Ed Driscoll

A Clockwork Google

In Anthony Burgess’ seminal work, he wrote that man is born with the capacity to choose both good and evil; when you take one of those choices away, “he ceases to be a wrongdoer. He ceases also to be a creature capable of moral choice”.

Daniel Henninger looks at how Google’s self-proclaimed “Don’t be evil” philosphy is doing these days:

Google, as it was born into the world, announced the good news that the company’s creed was, “Don’t be evil.” From day one the whole Internet enterprise has been similarly goggle-eyed about itself. Read any of the many doctrinal statements on behalf of the Internet or attend one of its constant symposiums, such as the two U.N.-sponsored World Summits on the Information Society held since 2003 and at every turn you will find the language of “revolutionary transformation.” Here’s Principle No. 1 from the 2003 World Information Summit: “We, the representatives of the peoples of the world . . . declare our common desire and commitment to build a people-centered, inclusive and development-oriented Information Society, where everyone can create,” etc., etc. And stage global rampages.

What God told Adam and Eve was essentially “Don’t be evil.” So Google, Yahoo and the rest of the Internet community have time to discover the tough moral complexities of life outside the electronic garden. That said, there are strong reasons for supporting the Internet industry’s innocents abroad. An important mutuality of interests exists between these idealists and the traditionalists they so often seek to displace.

Start with the idea of being free to express one’s political views anywhere in any way, a no-brainer on Planet WebWorld. But it appears that several hundred million or so Muslim inhabitants of Planet Earth aren’t fully invested yet in one of the most foundational political ideas of Western thought, dating back at least to Milton’s “Areopagitica.” Today government systems to filter, block or punish politics on the Internet exist not only in China but throughout the Middle East, notably in Iran, one of the heaviest Web-using nations in the world.

The age-old tendency of governments to monitor and regulate behavior, however, has never been limited to speech. In his congressional testimony, Google’s Elliot Schrage raised the “matter of business.” After noting that China is an “important market” and that Google’s competitors are there, he said: “It would be disingenuous to say that we don’t care about that because, of course, we do. We are a business with stockholders, and we want to prosper and grow in a highly competitive world. At the same time, acting ethically is a core value for our company, and an integral part of our business culture.”

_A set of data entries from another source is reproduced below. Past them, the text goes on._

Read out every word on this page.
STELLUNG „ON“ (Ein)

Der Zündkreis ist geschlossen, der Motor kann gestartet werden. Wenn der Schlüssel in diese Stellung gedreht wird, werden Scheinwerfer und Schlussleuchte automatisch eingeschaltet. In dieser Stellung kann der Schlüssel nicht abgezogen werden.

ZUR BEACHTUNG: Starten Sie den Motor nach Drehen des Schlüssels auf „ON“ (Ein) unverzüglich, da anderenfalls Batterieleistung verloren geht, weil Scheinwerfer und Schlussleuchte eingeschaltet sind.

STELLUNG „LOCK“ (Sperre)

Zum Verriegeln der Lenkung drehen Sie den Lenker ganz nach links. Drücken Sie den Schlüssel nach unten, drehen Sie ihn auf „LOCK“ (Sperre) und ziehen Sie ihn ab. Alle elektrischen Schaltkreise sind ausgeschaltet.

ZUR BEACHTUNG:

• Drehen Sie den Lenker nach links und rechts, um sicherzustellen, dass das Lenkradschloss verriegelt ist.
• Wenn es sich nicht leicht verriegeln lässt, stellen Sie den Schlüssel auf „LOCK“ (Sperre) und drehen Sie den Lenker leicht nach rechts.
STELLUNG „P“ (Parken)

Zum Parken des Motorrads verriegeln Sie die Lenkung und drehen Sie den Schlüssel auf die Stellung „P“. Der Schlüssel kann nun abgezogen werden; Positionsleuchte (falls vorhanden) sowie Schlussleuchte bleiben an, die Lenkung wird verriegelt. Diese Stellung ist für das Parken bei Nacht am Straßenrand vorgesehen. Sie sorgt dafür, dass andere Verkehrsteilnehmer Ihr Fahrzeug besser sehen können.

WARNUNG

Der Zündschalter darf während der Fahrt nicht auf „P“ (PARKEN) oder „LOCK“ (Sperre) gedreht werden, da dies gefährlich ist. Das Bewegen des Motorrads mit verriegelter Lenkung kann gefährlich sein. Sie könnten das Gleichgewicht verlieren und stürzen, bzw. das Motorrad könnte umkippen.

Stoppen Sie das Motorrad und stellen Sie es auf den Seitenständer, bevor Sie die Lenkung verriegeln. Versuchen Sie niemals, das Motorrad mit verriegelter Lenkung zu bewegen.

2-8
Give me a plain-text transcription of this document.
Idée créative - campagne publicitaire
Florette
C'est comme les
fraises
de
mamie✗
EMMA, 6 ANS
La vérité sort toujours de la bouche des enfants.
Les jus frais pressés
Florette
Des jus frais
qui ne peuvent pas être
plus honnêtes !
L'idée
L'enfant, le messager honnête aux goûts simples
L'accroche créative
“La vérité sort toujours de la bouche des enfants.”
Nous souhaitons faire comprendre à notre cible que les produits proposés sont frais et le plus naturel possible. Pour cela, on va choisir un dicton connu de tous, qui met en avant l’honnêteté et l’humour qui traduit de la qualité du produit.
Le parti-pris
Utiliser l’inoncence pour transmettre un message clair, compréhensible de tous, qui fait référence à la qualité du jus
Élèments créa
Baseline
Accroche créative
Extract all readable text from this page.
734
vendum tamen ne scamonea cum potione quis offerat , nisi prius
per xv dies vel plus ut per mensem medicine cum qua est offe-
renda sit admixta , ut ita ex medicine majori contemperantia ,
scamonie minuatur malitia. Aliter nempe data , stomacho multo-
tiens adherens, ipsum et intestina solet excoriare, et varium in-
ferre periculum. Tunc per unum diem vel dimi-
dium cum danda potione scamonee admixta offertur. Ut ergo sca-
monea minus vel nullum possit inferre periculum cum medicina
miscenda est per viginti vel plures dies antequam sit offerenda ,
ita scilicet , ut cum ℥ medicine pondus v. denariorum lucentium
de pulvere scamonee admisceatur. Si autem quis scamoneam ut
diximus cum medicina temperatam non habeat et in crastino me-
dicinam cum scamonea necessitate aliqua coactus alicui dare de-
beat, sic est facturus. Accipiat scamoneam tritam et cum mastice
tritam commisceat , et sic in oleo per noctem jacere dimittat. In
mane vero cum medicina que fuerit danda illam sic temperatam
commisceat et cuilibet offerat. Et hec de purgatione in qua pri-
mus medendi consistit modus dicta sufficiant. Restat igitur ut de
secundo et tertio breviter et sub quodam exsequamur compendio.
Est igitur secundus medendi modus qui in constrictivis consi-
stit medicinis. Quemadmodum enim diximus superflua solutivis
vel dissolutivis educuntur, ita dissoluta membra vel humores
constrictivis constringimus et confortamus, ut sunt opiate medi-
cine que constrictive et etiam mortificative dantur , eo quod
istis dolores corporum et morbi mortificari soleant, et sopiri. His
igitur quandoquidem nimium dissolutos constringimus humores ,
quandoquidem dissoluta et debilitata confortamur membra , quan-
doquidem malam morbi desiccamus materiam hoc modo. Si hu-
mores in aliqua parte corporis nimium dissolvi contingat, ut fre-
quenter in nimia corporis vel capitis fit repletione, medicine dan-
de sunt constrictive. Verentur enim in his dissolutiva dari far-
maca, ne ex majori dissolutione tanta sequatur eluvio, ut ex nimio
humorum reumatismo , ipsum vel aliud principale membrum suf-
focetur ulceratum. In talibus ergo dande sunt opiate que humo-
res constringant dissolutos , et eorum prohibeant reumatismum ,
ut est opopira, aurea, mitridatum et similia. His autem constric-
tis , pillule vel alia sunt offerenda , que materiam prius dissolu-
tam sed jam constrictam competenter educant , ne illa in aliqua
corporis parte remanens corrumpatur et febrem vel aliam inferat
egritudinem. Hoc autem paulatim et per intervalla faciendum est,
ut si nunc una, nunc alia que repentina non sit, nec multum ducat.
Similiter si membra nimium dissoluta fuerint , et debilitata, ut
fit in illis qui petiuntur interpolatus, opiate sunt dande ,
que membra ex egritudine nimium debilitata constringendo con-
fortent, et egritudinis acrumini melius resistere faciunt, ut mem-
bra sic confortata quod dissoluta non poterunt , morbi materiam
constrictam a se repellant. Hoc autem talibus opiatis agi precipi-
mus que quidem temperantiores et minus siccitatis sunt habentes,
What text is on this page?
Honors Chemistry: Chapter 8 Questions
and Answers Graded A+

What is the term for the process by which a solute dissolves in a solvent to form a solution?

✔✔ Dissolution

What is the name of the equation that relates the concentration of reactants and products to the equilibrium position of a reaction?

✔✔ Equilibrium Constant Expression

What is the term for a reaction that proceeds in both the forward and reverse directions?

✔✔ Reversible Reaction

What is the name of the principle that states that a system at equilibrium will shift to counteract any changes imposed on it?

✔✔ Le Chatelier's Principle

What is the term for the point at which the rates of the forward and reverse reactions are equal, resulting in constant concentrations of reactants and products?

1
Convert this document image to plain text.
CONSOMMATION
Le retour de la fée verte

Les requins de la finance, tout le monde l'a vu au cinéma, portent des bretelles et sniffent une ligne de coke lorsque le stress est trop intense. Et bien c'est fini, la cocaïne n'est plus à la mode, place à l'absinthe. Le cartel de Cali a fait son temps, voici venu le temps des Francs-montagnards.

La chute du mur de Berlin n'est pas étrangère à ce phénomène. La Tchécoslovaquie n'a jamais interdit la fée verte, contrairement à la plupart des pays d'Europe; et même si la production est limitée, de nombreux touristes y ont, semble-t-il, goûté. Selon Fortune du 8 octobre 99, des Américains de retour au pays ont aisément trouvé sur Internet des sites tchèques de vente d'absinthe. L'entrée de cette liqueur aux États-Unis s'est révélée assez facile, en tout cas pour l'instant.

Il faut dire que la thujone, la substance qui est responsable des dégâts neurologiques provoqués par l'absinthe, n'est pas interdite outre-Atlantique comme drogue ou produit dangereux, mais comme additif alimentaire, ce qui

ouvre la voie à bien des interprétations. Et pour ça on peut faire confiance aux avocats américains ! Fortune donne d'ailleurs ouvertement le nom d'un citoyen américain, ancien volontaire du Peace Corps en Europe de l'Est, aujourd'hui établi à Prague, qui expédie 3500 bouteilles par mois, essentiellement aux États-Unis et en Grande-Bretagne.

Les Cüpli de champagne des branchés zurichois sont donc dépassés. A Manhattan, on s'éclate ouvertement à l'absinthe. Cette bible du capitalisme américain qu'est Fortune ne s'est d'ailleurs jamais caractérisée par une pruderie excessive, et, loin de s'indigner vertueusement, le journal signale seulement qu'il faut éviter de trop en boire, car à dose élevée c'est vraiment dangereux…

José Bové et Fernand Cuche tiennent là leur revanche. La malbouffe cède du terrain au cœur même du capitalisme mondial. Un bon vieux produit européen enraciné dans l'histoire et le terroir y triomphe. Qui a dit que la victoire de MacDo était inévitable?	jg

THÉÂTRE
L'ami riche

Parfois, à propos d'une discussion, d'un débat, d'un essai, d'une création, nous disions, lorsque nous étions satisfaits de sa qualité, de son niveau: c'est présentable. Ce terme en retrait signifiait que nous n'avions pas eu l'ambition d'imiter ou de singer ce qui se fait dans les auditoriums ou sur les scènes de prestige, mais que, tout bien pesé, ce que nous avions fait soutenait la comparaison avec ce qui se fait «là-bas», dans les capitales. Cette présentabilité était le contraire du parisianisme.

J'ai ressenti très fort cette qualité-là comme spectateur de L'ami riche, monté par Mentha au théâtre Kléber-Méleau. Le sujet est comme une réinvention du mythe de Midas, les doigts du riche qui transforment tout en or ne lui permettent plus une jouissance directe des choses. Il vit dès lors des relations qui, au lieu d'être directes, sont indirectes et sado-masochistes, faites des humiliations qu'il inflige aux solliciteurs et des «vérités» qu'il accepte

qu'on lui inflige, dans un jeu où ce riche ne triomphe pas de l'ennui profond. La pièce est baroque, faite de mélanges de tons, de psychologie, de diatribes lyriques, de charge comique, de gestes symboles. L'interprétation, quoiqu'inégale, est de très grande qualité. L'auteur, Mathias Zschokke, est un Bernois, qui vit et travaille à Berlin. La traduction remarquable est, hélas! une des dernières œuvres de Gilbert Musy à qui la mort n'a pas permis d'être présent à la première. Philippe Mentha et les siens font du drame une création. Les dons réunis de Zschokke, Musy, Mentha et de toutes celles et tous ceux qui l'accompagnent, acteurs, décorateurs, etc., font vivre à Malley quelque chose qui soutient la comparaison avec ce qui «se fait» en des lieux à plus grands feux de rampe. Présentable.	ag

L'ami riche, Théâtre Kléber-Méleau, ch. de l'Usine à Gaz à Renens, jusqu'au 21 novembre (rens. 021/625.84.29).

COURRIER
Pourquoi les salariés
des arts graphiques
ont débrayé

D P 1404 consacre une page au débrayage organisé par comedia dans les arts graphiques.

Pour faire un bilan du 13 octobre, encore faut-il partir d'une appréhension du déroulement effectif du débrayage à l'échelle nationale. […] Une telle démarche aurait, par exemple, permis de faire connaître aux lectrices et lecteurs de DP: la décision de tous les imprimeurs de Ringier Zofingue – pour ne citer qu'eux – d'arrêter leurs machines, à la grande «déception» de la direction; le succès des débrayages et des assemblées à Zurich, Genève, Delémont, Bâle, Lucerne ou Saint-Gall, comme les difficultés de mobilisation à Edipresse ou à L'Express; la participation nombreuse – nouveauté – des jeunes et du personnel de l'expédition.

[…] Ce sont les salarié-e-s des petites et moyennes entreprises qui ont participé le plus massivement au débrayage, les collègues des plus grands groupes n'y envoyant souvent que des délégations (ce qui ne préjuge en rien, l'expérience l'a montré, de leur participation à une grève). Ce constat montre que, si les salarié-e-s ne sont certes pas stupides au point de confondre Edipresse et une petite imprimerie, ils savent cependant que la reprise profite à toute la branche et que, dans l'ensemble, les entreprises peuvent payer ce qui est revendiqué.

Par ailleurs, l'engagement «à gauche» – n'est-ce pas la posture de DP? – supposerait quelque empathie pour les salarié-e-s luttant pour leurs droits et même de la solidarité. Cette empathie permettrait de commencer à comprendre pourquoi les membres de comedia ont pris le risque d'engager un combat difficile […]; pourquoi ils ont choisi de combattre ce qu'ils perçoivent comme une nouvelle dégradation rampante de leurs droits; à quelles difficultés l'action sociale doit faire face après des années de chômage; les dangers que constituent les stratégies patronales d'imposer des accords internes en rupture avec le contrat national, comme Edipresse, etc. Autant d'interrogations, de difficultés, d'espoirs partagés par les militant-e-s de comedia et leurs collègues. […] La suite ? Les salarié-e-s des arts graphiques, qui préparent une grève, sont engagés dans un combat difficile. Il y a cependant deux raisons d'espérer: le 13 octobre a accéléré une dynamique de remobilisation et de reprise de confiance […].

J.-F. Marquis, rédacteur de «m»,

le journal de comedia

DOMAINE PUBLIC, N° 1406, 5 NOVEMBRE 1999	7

The principle of “acting ethically” is a primary value among people who think about making rules for the Internet, and that’s fine. But they and Internet companies like Google are making what they seem to think are special claims for their moral status–as something new that “transforms” any society they touch for the better. If so, then Wal-Mart, Exxon or McDonald’s, indeed the entire globalizing enterprise, are entitled to make much the same claim. Google with a market cap floating around $108 billion can’t purport that it is significantly different than any of the other capitalists that were trashed by anti-globalists on the streets of Seattle and Genoa.

The Internet fraternity conveys a persona of being really nice, really smart people who want to be open and creative and . . . good. The scent of moral condescension to “old” structures hangs heavily in the air. So it’s more than ironic to see executives from Google and Yahoo subjected to morally absolutist criticism from politicians and pundits over attempting to do business in the Chinese market. Google’s share price is under enough critical pressure just now without thinking about grandly withdrawing from China’s 111 million Internet-user market.

Ah well–maybe Google’s motto should be, “Let them use photocopiers!”